Naylor G, Gatta L, Butler A, Duffet S, Wilcox M, Axon A T, O'Mahony S
Centre for Digestive Diseases, Leeds General Infirmary, Leeds, United Kingdom.
Endoscopy. 2003 Aug;35(8):701-7. doi: 10.1055/s-2003-41508.
Both patients and government demand proof of quality of care and value for money. Our unit ist in a large teaching hospital, performing over 6000 procedures per year. We have designed and implemented a Quality Assurance (QA) program, the basis of which we believe could be a model for endoscopy QA.
A QA team was formed and a literature search undertaken. An initial 3 month audit was then performed into indications for, and complications of, all procedures. The results of this initial audit led us to concentrate on colonoscopy and ERCP. The specific items of data collected were based on the "Core Quality Indicators" developed by the American Society for Gastrointestinal Endoscopy (ASGE). We also analysed data relating to endoscope disinfection, equipment failure and carried out a patient satisfaction survey. The data were presented at 3-monthly QA meeting, and appropriate action taken.
We performed a detailed audit of ERCP (217 procedures) and colonoscopy (904 procedures). Patients risk was stratified using the American Society of Anaesthesiology (ASA) classification. Using these data we established our technical success and complication rates for colonoscopy and ERCP. Audit of equipment revealed that on average an endoscope was away for repair 9 % of the time. Contamination of endoscopes was frequent with glutaraldehyde disinfection; the rate of contamination fell dramatically when we changed our disinfection method.

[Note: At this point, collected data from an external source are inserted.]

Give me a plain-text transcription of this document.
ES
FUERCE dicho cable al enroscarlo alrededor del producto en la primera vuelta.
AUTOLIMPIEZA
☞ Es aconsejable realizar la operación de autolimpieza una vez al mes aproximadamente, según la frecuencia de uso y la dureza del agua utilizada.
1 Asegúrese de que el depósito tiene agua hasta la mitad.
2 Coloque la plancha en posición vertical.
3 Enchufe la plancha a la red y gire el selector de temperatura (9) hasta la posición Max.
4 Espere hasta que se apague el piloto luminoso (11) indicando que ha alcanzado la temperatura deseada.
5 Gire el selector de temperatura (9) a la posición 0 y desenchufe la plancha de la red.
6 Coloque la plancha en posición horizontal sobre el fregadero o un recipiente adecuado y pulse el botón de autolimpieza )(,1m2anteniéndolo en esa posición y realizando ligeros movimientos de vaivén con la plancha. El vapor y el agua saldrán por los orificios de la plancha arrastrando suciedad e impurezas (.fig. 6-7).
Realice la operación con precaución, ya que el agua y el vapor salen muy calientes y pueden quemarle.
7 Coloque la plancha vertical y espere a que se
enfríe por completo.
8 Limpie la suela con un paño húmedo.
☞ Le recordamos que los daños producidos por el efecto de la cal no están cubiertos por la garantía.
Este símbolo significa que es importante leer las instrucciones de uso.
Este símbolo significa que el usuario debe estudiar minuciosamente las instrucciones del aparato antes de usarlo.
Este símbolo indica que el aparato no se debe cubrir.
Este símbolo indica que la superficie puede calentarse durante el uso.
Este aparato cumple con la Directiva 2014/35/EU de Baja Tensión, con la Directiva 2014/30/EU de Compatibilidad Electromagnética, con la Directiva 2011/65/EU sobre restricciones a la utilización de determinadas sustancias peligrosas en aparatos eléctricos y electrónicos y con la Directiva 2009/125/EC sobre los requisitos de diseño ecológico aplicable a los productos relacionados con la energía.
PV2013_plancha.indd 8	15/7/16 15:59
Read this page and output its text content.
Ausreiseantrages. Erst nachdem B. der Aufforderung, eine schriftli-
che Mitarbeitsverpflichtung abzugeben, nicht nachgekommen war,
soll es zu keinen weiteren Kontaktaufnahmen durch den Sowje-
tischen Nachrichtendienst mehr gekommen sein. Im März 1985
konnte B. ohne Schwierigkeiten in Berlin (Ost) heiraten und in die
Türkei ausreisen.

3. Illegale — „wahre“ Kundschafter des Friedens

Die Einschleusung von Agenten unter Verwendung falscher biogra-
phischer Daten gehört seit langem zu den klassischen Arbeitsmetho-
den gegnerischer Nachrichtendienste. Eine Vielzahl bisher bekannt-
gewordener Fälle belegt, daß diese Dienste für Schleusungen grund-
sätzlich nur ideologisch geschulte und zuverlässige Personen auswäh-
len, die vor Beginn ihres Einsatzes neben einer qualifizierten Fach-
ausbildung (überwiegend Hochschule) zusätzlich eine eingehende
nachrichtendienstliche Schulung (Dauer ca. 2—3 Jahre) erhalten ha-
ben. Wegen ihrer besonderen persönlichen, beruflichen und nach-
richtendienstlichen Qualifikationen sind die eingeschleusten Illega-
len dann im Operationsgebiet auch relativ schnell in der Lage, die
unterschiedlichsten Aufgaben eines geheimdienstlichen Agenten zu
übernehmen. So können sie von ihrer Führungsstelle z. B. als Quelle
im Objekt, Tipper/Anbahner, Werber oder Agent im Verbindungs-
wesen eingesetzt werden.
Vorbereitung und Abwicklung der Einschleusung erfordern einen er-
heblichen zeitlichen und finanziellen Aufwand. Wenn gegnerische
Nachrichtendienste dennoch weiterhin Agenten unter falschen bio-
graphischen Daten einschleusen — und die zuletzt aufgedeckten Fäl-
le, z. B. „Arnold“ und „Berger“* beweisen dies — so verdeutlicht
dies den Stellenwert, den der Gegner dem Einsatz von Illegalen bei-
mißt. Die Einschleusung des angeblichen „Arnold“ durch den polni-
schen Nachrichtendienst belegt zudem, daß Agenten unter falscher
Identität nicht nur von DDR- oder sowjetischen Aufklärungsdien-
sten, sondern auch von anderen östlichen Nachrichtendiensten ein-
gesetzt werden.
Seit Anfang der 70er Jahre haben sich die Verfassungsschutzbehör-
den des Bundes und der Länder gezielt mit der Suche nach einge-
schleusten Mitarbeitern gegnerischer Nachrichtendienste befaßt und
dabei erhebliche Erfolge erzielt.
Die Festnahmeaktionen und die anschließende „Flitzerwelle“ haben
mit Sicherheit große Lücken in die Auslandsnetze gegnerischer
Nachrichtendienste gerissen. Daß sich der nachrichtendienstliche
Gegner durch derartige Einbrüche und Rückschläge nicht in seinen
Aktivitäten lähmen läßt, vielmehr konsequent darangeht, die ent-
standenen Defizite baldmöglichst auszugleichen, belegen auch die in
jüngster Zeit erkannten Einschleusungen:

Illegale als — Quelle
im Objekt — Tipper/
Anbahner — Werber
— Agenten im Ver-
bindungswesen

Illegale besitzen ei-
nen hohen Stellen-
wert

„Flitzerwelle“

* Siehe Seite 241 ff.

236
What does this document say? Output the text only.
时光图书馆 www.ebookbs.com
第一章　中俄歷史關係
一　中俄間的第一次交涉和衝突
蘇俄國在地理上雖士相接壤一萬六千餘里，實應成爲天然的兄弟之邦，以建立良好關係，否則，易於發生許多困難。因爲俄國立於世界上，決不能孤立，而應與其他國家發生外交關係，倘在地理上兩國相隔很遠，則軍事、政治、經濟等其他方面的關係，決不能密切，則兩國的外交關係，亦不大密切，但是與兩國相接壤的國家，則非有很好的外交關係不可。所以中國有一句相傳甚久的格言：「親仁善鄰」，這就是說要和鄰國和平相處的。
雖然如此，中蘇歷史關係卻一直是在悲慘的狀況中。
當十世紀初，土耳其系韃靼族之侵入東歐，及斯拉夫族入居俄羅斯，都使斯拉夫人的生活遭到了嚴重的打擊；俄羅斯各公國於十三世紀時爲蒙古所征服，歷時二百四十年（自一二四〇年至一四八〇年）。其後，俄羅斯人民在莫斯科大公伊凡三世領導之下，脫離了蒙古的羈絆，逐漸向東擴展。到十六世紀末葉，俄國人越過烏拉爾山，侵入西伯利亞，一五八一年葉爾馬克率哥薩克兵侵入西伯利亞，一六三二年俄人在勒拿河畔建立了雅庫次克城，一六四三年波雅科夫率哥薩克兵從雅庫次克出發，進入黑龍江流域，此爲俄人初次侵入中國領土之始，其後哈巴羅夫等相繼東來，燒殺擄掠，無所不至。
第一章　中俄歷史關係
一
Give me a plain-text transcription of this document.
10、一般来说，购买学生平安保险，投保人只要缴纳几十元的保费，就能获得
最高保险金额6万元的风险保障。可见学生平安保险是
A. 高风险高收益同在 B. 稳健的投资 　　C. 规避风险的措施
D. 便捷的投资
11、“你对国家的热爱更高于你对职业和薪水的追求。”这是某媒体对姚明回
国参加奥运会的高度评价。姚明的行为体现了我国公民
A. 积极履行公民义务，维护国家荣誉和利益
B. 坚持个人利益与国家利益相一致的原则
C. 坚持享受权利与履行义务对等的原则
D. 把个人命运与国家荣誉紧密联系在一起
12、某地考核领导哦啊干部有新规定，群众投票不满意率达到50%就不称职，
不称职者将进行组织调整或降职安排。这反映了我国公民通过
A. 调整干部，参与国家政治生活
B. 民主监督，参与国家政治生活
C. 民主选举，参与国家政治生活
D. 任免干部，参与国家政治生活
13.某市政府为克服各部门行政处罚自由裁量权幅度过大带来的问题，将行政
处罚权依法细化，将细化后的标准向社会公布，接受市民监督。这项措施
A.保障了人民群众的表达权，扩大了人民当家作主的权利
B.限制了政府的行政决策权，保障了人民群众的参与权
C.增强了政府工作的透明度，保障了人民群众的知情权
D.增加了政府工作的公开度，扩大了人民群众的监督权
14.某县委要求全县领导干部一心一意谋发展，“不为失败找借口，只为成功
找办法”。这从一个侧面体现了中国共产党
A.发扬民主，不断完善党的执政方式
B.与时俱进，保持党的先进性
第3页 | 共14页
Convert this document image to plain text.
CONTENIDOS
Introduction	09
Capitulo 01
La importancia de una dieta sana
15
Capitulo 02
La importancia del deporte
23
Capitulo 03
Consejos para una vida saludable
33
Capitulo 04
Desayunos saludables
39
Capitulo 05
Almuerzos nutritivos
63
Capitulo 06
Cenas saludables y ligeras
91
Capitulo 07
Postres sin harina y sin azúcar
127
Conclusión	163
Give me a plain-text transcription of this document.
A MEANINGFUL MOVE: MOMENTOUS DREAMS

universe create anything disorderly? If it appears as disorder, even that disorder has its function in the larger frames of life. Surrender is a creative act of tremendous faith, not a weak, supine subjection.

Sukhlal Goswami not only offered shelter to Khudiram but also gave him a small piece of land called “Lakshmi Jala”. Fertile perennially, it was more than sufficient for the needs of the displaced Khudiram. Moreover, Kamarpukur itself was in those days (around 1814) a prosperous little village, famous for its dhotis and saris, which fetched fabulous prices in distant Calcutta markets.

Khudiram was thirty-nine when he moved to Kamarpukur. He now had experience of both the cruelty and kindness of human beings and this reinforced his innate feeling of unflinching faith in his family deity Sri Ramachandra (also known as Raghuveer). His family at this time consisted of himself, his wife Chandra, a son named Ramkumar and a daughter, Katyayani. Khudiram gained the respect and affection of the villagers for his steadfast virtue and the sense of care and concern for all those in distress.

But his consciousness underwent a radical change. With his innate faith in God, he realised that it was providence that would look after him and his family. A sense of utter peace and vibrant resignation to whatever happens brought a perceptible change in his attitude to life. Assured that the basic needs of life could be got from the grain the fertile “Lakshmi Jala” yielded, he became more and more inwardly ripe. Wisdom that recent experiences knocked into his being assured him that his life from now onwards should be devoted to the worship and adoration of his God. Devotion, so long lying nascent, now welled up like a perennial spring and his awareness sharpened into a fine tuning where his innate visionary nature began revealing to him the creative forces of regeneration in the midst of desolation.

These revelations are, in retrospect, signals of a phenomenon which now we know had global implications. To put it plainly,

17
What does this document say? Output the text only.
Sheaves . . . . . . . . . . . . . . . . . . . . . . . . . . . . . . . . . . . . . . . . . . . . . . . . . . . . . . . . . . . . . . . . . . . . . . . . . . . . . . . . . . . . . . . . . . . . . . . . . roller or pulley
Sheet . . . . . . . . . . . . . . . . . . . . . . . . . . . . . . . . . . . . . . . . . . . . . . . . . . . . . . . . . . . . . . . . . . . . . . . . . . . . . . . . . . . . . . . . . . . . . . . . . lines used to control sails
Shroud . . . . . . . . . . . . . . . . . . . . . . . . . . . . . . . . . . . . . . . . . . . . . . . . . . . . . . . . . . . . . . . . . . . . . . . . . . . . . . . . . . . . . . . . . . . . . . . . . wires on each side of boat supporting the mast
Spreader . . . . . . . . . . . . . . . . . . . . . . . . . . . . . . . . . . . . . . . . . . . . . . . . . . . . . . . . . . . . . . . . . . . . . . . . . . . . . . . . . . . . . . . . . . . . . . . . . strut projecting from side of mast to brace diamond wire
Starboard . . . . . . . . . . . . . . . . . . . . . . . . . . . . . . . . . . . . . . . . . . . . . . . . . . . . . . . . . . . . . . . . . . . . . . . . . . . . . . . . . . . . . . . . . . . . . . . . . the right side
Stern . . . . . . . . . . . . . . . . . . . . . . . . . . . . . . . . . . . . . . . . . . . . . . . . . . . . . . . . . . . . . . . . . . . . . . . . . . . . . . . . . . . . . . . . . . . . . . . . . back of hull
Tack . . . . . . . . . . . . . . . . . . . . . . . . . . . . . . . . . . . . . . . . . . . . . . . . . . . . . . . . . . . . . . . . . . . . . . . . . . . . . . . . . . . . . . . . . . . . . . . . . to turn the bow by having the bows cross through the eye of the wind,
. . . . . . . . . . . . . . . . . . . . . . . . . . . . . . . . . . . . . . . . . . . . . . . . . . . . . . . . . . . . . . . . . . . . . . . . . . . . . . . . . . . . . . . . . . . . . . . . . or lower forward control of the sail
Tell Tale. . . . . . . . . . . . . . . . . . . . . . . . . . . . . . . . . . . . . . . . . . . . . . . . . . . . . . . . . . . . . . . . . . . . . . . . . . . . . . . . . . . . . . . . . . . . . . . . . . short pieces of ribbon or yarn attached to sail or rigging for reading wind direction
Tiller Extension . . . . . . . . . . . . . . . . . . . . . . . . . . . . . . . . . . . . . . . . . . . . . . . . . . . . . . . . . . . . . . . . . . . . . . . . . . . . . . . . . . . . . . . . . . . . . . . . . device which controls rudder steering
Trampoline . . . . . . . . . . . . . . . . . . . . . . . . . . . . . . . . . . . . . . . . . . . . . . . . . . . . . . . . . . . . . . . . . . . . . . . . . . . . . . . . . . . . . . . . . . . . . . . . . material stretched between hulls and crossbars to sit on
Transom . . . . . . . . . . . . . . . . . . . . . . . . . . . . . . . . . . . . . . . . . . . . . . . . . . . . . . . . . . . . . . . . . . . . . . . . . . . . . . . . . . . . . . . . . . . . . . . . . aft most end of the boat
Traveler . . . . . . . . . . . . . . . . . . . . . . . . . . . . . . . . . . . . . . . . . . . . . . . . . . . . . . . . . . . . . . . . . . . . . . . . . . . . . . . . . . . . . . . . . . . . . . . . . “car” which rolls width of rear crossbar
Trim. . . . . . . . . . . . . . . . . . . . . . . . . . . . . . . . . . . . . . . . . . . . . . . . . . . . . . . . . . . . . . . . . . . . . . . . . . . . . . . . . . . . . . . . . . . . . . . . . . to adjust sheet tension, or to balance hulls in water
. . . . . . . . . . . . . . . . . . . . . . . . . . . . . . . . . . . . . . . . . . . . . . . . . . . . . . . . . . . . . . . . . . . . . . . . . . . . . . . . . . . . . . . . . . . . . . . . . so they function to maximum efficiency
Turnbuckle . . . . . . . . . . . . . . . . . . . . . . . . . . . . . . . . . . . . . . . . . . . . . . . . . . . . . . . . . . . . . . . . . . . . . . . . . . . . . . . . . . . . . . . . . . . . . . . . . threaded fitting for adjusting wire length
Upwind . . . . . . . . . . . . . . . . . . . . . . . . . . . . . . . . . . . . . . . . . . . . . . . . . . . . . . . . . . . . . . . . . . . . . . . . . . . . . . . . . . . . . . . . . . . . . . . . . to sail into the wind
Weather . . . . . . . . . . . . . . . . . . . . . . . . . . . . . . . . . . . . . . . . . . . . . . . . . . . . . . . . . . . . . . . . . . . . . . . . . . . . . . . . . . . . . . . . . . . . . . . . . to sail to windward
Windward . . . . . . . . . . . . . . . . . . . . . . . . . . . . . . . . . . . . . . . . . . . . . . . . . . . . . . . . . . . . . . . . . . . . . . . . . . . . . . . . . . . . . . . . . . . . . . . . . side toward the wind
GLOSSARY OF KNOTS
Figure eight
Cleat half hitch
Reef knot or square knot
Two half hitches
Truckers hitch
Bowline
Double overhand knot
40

A QA program can be implemented in busy endoscopy units. There are significant problems, however, in ensuring that such a program is effective: these include inadequate funding/staffing, lack of suitable information technology and lack of clear guidelines for dealing with poor performance.
患者和政府都要求提供医疗质量和性价比的证据。我们所在的科室位于一家大型教学医院,每年进行超过6000例手术。我们设计并实施了一项质量保证(QA)计划,我们认为其基础可以成为内镜质量保证的一个典范。
成立了一个质量保证团队并进行了文献检索。然后对所有手术的适应症和并发症进行了为期3个月的初步审核。初步审核的结果使我们将重点放在结肠镜检查和内镜逆行胰胆管造影术(ERCP)上。收集的具体数据项目基于美国胃肠内镜学会(ASGE)制定的“核心质量指标”。我们还分析了与内镜消毒、设备故障相关的数据,并开展了患者满意度调查。数据在每季度的质量保证会议上公布,并采取了适当的行动。
我们对ERCP(217例手术)和结肠镜检查(904例手术)进行了详细审核。使用美国麻醉医师协会(ASA)分类对患者风险进行分层。利用这些数据,我们确定了结肠镜检查和ERCP的技术成功率和并发症发生率。设备审核显示,平均而言,一台内镜有9%的时间在维修。戊二醛消毒时内镜污染频繁;当我们改变消毒方法时,污染率大幅下降。
质量保证计划可以在繁忙的内镜科室实施。然而,要确保这样一个计划有效存在重大问题:这些问题包括资金/人员不足、缺乏合适的信息技术以及缺乏处理表现不佳情况的明确指南。